Будущий визит
Свинцовое небо. Свинцовые рельсы. Свинцовый ветер. И вопреки всему этому – краски, краски, многоцветье, роскошный разлив палитры внутри.
Только представить… А ведь это легко. Ожидание. Наконец новое грохотанье, новый ползущий лязг – вот он и третий. Залезть в вагон, он полупустой, потому что не час пик, плюхнуться к окошку и отдаться движению и иллюзии, что от тебя с этой минуты уже ничего не зависит: раз сел, то едешь, и уже не соскочишь. А ехать страшно. По счастью, поездка займет целых полчаса – ты не ухнешь мгновенно в неизвестное, ты к нему будешь неотвратимо приближаться в мягком и успокаивающем громыхании колес.
Двором пройти осторожно, крадучись, чуя вокруг тени и шорохи несуществующей опасности. Или, напротив, броситься сломя голову, видя одну лишь черным дерматином обитую дверь на втором этаже, куда поднимешься с разбегу, не задерживаясь у лифта, что дало бы отсрочку, утишило дыхание и хоть немного придержало несущиеся вскачь мысли. Наверное, лучше так, на сломную голову. Да, решительно вперед. Дверь чуть поистерлась, белая кнопка звонка успела измызгаться – частые визиты, гости? А как же иначе! Уж это будьте покойны, это наша страсть, наша слабость и отрада – принимать друзей, знакомых, полузнакомых, малознакомых, вовсе незнакомых. Мы хлебосольны, мы радушны, мы отзывчивы на любой долетающий издали зов – даже не о помощи, а всего лишь о маленьком участии, о сочувствии, о мимолетной благосклонности – и мы должны зазвать, усадить, обласкать и обогреть сердечным теплым словом. Мы такие.
Итак, уже у двери вспоминается то, что и не забывалось, но как бы подремывало в памяти, а теперь проснулось. Мощный ток видений, возникших из прошлого и заполнивших собой настоящее с такой силой и яркостью, что голову заломило. Это еще прежде чем палец потянулся к звонку – вот и задержка, вот тебе и решительно вперед. Топтание перед дверью, за которой, вполне возможно, никого сейчас и нет, означает последнюю степень унижения. Если уж предпринимаешь такой демарш (каково словечко? нет, оно не годится, лучше нейтральное – поступок или шаг), то без этих жалких колебаний и дрожемента. Сказано – сделано. Решил – вперед. Палец давит на кнопку – булькает музыкально звонок, знакомые переливы птичьей трели. Потом шаги, легкие и отрывистые, идущие из прошлого и обрывающиеся за дверной филенкой, за черным дерматином. Дальше… передохнем чуток. Соберемся с мыслями и решим, что дальше.
Нет, в самом деле, ведь нельзя исключить разные и противоположные варианты, текучесть ее настроений непредсказуема. При всей благорасположенности к посторонним та-кой возможен мрак неприятия своего, что слетишь кубарем с лестницы. Какого еще своего! Какой он ей теперь свой! Не будем цепляться к словам, не будем. Значит, варианты. Наверное, все-таки так.

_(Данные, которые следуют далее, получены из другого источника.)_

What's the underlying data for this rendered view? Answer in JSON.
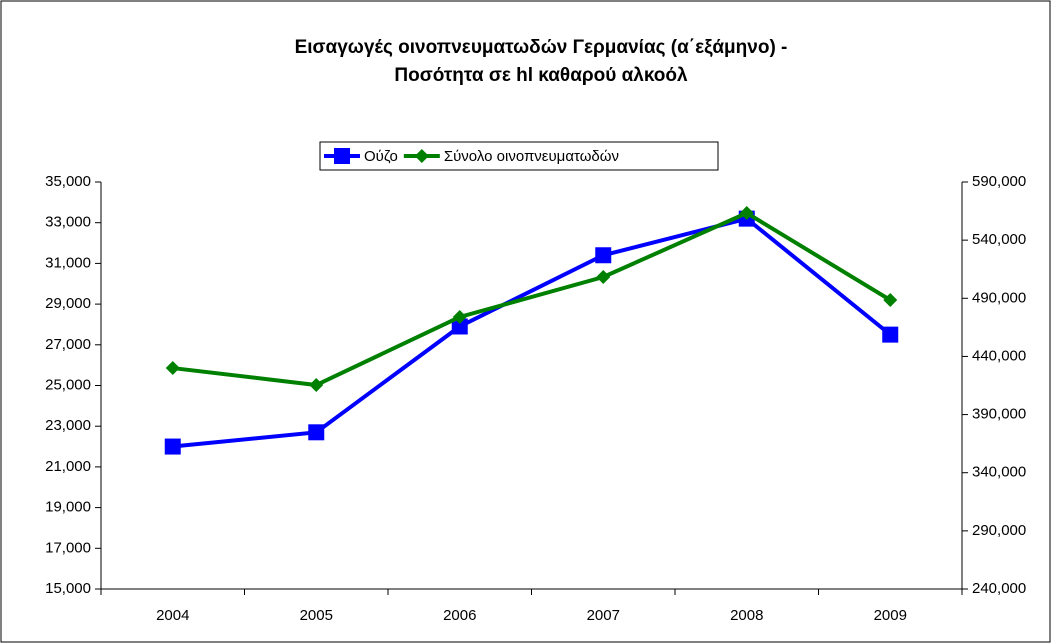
{
  "chart_data": {
    "type": "line",
    "title": [
      "Εισαγωγές οινοπνευματωδών Γερμανίας (α΄εξάμηνο) -",
      "Ποσότητα σε hl καθαρού αλκοόλ"
    ],
    "categories": [
      "2004",
      "2005",
      "2006",
      "2007",
      "2008",
      "2009"
    ],
    "series": [
      {
        "name": "Ούζο",
        "color": "#0000ff",
        "marker": "square",
        "values": [
          22000,
          22700,
          27900,
          31400,
          33200,
          27500
        ]
      },
      {
        "name": "Σύνολο οινοπνευματωδών",
        "color": "#008000",
        "marker": "diamond",
        "axis": "y2",
        "values": [
          430000,
          415400,
          473900,
          508300,
          563300,
          488500
        ]
      }
    ],
    "ylim": [
      15000,
      35000
    ],
    "yticks": [
      {
        "value": 15000,
        "label": "15,000"
      },
      {
        "value": 17000,
        "label": "17,000"
      },
      {
        "value": 19000,
        "label": "19,000"
      },
      {
        "value": 21000,
        "label": "21,000"
      },
      {
        "value": 23000,
        "label": "23,000"
      },
      {
        "value": 25000,
        "label": "25,000"
      },
      {
        "value": 27000,
        "label": "27,000"
      },
      {
        "value": 29000,
        "label": "29,000"
      },
      {
        "value": 31000,
        "label": "31,000"
      },
      {
        "value": 33000,
        "label": "33,000"
      },
      {
        "value": 35000,
        "label": "35,000"
      }
    ],
    "y2lim": [
      240000,
      590000
    ],
    "y2ticks": [
      {
        "value": 240000,
        "label": "240,000"
      },
      {
        "value": 290000,
        "label": "290,000"
      },
      {
        "value": 340000,
        "label": "340,000"
      },
      {
        "value": 390000,
        "label": "390,000"
      },
      {
        "value": 440000,
        "label": "440,000"
      },
      {
        "value": 490000,
        "label": "490,000"
      },
      {
        "value": 540000,
        "label": "540,000"
      },
      {
        "value": 590000,
        "label": "590,000"
      }
    ],
    "legend": "top"
  }
}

- Кто там? – спрашивает она. Голос слегка напряжен и излишне звонок, как и полагается, когда не знаешь, кто за дверью и чего ему надо. Ее голос, из памяти пробившийся в действительность и с нею слившийся сейчас – и не все ли равно, действительность это или память, коли память так ярка? Кто там? – вопрос убийственный. Ответить – я? Надо еще, чтобы она узнала его голос, невнятно звучащий из-за двери. И даже не это главное; «я» - это значит: я привычный, я свой, тот, кому не нужно называть себя, - «я» – вполне самодостаточный звук, заменяющий имя. У него нет права на этот звук, это местоимение. Назваться по имени – тоже странно, никогда не назывался, ни по телефону, ни так, она, пожалуй, и не поймет, не разберет, кто же за дверью. Прошел год – год!
Стоп. Всё не так. Никакого вопроса. Есть же глазок. Зачем ей спрашивать, можно по-смотреть в глазок. А неуютно, однако, быть разглядываемым, особенно когда тебя не ждут и неизвестно, хотят ли видеть.
Заминка удивления. Поворачивается замок, дверь оживает, медленно открывается, в темном проеме светлое пятно – ее лицо. Ее удивленное лицо. Можно, конечно, предположить, что оно озарено хотя бы некоторой радостью, но если следовать правде – оно удивлено, заинтриговано, не более. После того, что было…
- Ты? – Голос в ладу с лицом, в нем нет волнения, нет радости, но нет и отторжения, спасибо и на том.
А он молчит, чувствуя скачки сердца – туда-сюда, туда-сюда – и еще плотную, физически ощутимую немоту в сдавленном горле, куда тоже допрыгивает сердце своими тугими толчками. Он молчит и смотрит, и не двигается, смотрит на лицо, изменения на котором так неуловимы, так ускользающи, как будто их и нет вовсе: ход времени тронул его, несомненно, но такой крохотной малостью, так осторожно коснувшись, что ничего не за-метишь, - одна лишь зоркость отвыкшего взгляда делает лицо чуть новым, и только.
Он не двигается и по простой и объяснимой причине: его не приглашают войти. Но это, как сразу же становится понятно, дань оторопи, а не сознательное поведение. Подтверждением служит следующее ее движение – шаг чуть в сторону, дверь чуть шире – и следующие слова, произнесенные с внутренней усмешкой, которую он, хорошо знающий эту женщину, слышит без большого труда и которая свидетельствует о вернувшемся самообладании:
- Заходи. Я тебя, правда, сегодня не ждала.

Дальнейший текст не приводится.